山並みが広がるのどかな田園地帯にひときわ目を惹く建物。我を張るようにあるのではなく、その建物は外観も設計思想も「自然と共生」しながらあるようです。いわき市平中塩。人も光も風も季節もぐるぐると廻り、巡る家が完成しました。
南面に開けた大きな窓からは太陽の光を取り入れ、風を北側の小さな窓へ流し、夏は深い軒で日差しを制御しつつ川の涼風を上手に取り込む。また、吹き抜けと高窓を利用した重力換気など極力自然を利用する設計。自然との共生をカタチにした、新しい時代の自然派住宅です。
設計は小森工務店。設計から施工、左官までこなすオールラウンダー。現代風に言うと「アーキテクトビルダー」ですが、「いわゆる昔の棟梁ですね(笑)」と小森さん。出し桁、渡り顎工法など伝統的な日本の木造組み手で仕上げています。
自然素材が好きな建主様とそれを得意とする工務店との出会いは奇跡でした。壁はワラ入り砂漆喰で、部屋により仕上げを変え表情を作り、無垢の木も杉、桧、カラマツ、桂、さわら、ケヤキ、タモ、サクラなど適材適所に配し、漆喰、木材で仕上げることで調湿効果も高めています。また軒を大きく設けたことで外部木部がなるべく雨に当たらないようにしています。
自然素材と昔からの知恵を大切に、出来るだけ設備に頼らず光と風を効率よく取り込みながら快適に過ごせるように、との思いを設計から施工まで貫いています。間取りも回遊したり上下したり工夫が一杯で、人も光も風も季節もぐるぐる廻るお住まいです。

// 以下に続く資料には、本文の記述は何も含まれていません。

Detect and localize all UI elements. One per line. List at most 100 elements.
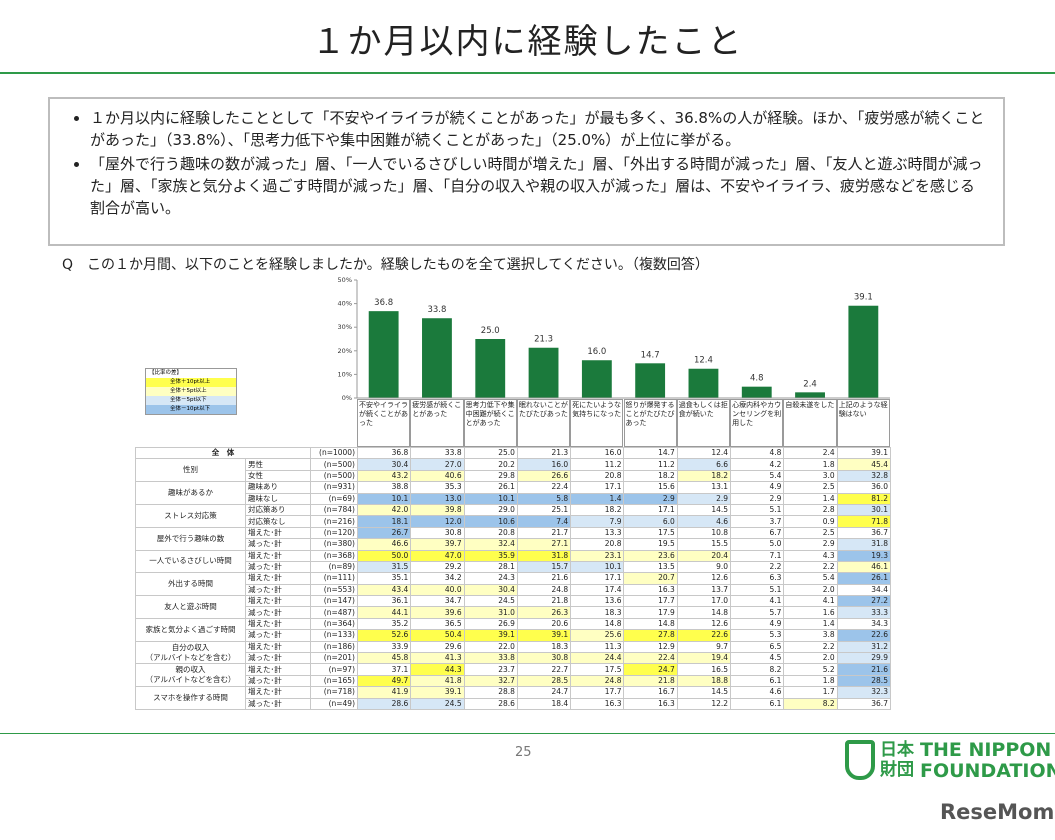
table-cell: 14.8	[623, 617, 678, 631]
table-row: 減った･計 (n=380) 46.6 39.7 32.4 27.1 20.8 19.5 15.5…	[136, 538, 891, 551]
table-cell: 11.2	[623, 458, 678, 471]
table-row: 友人と遊ぶ時間 増えた･計 (n=147) 36.1 34.7 24.5 21.8 13.6 1…	[135, 595, 891, 619]
table-cell: 23.6	[623, 549, 678, 562]
row-n: (n=718)	[310, 686, 358, 699]
table-cell: 10.8	[676, 526, 732, 540]
table-cell: 12.6	[676, 572, 732, 585]
group-label-line: 一人でいるさびしい時間	[149, 556, 232, 566]
table-cell: 31.8	[516, 549, 572, 562]
table-cell: 28.5	[516, 674, 572, 688]
bar	[422, 318, 452, 398]
table-cell: 81.2	[836, 492, 891, 505]
row-n: (n=69)	[310, 492, 358, 505]
table-cell: 34.2	[410, 572, 465, 585]
table-cell: 16.3	[623, 583, 678, 597]
summary-bullet: １か月以内に経験したこととして「不安やイライラが続くことがあった」が最も多く、3…	[90, 107, 985, 151]
table-cell: 24.5	[410, 697, 465, 711]
row-n: (n=931)	[310, 481, 358, 494]
table-cell: 33.3	[836, 606, 891, 619]
row-label: 減った･計	[245, 583, 311, 597]
row-n: (n=186)	[310, 640, 358, 654]
value-label: 25.0	[481, 326, 500, 336]
table-cell: 3.8	[783, 629, 838, 642]
row-n: (n=784)	[310, 503, 358, 517]
table-cell: 33.9	[356, 640, 412, 654]
table-cell: 2.9	[623, 492, 678, 505]
table-cell: 24.8	[570, 674, 625, 688]
table-cell: 30.1	[836, 503, 891, 517]
table-row: 屋外で行う趣味の数 増えた･計 (n=120) 26.7 30.8 20.8 21.7 13.…	[135, 526, 891, 551]
table-cell: 1.4	[570, 492, 625, 505]
table-cell: 22.6	[676, 629, 732, 642]
table-cell: 22.6	[836, 629, 891, 642]
group-label: 一人でいるさびしい時間	[135, 549, 246, 574]
table-cell: 21.7	[516, 526, 572, 540]
category-label: 不安やイライラが続くことがあった	[357, 399, 411, 447]
row-n: (n=111)	[310, 572, 358, 585]
table-cell: 18.1	[356, 515, 412, 528]
table-cell: 29.9	[836, 652, 891, 665]
table-row: 減った･計 (n=553) 43.4 40.0 30.4 24.8 17.4 16.3 13.7…	[136, 583, 891, 597]
table-row: ストレス対応策 対応策あり (n=784) 42.0 39.8 29.0 25.1 18.2 1…	[135, 503, 891, 528]
table-cell: 6.3	[730, 572, 785, 585]
y-tick-label: 40%	[338, 300, 352, 308]
value-label: 36.8	[374, 298, 393, 308]
table-cell: 30.4	[463, 583, 518, 597]
table-cell: 16.5	[676, 663, 732, 676]
bar	[795, 392, 825, 398]
row-label: 増えた･計	[245, 640, 311, 654]
table-row: 自分の収入 （アルバイトなどを含む） 増えた･計 (n=186) 33.9 29.6 22.…	[135, 640, 891, 665]
row-label: 減った･計	[245, 629, 311, 642]
table-cell: 71.8	[836, 515, 891, 528]
table-row: 減った･計 (n=89) 31.5 29.2 28.1 15.7 10.1 13.5 9.0 2.…	[136, 560, 891, 574]
y-tick-label: 10%	[338, 370, 352, 378]
table-cell: 17.5	[570, 663, 625, 676]
row-n: (n=89)	[310, 560, 358, 574]
logo-text: THE NIPPON FOUNDATION	[920, 740, 1055, 782]
table-cell: 20.2	[463, 458, 518, 471]
table-cell: 21.6	[516, 572, 572, 585]
table-cell: 22.7	[516, 663, 572, 676]
bar-chart: 0% 10% 20% 30% 40% 50% 36.8 33.8 25.0 21.3 16.0 14.…	[338, 276, 890, 402]
table-cell: 18.2	[676, 469, 732, 483]
category-label: 上記のような経験はない	[836, 399, 890, 447]
table-cell: 25.1	[516, 503, 572, 517]
table-cell: 21.3	[516, 446, 572, 460]
table-cell: 28.8	[463, 686, 518, 699]
table-row: 一人でいるさびしい時間 増えた･計 (n=368) 50.0 47.0 35.9 31.8 2…	[135, 549, 891, 574]
table-cell: 24.7	[516, 686, 572, 699]
bar	[528, 347, 559, 398]
table-cell: 2.0	[783, 652, 838, 665]
row-label: 増えた･計	[245, 663, 311, 676]
table-cell: 46.1	[836, 560, 891, 574]
table-cell: 1.4	[783, 617, 838, 631]
table-cell: 12.4	[676, 446, 732, 460]
category-label: 怒りが爆発することがたびたびあった	[623, 399, 677, 447]
legend-title: 【比率の差】	[149, 370, 183, 376]
table-cell: 11.2	[570, 458, 625, 471]
table-cell: 15.7	[516, 560, 572, 574]
table-cell: 12.9	[623, 640, 678, 654]
row-label: 全 体	[135, 446, 311, 460]
table-cell: 38.8	[356, 481, 412, 494]
table-cell: 8.2	[730, 663, 785, 676]
table-cell: 23.1	[570, 549, 625, 562]
table-cell: 17.7	[623, 595, 678, 608]
logo-icon	[845, 740, 875, 780]
table-cell: 26.7	[356, 526, 412, 540]
y-tick-label: 50%	[338, 276, 352, 284]
group-label: 性別	[135, 458, 246, 483]
table-cell: 4.6	[730, 686, 785, 699]
row-label: 増えた･計	[245, 595, 311, 608]
table-cell: 11.3	[570, 640, 625, 654]
table-cell: 39.1	[516, 629, 572, 642]
table-cell: 33.8	[410, 446, 465, 460]
table-cell: 36.1	[356, 595, 412, 608]
table-cell: 26.9	[463, 617, 518, 631]
table-cell: 4.1	[730, 595, 785, 608]
table-cell: 5.4	[730, 469, 785, 483]
table-cell: 26.3	[516, 606, 572, 619]
page-number: 25	[515, 745, 532, 760]
table-cell: 43.2	[356, 469, 412, 483]
table-cell: 43.4	[356, 583, 412, 597]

暖房は基礎に温水を流しコンクリートに蓄熱した輻射熱を利用しています。階段を中心に回遊動線。
玄関。型波ガラスの後はダイニング。気配を感じられます(写真左)。二世帯住宅で、祖父母用の二間続きの和室(写真右)。
リビングの壁は一部土壁仕上げ(写真左)。台所後のキッチン庫。その後に小川が流れる(写真右)。
木で造作した水周り。左より脱衣所(床:桧)、洗面所、トイレ(床:カラマツ)。
2階の階段周り。ロフト部分は子供部屋より続いています(写真左)。 ロフト付の2階子供部屋(写真右)。
子供部屋のロフトは子供部屋同士つながります。開閉する高窓で採光と換気を促します(写真左)。勉強部屋&書斎。小さな隠れ部屋も(写真右)。
子供部屋のロフトから階段側を見下ろしたところ。2階の壁はアール形状を取り入れ左官とともにあたたかな雰囲気。
日差しをコントロールする2階バルコニーの深い軒。大工になりたかった小森さん。
カラマツの木部とガルバリウム、そして周囲の緑が調和のある景観を作り出しています。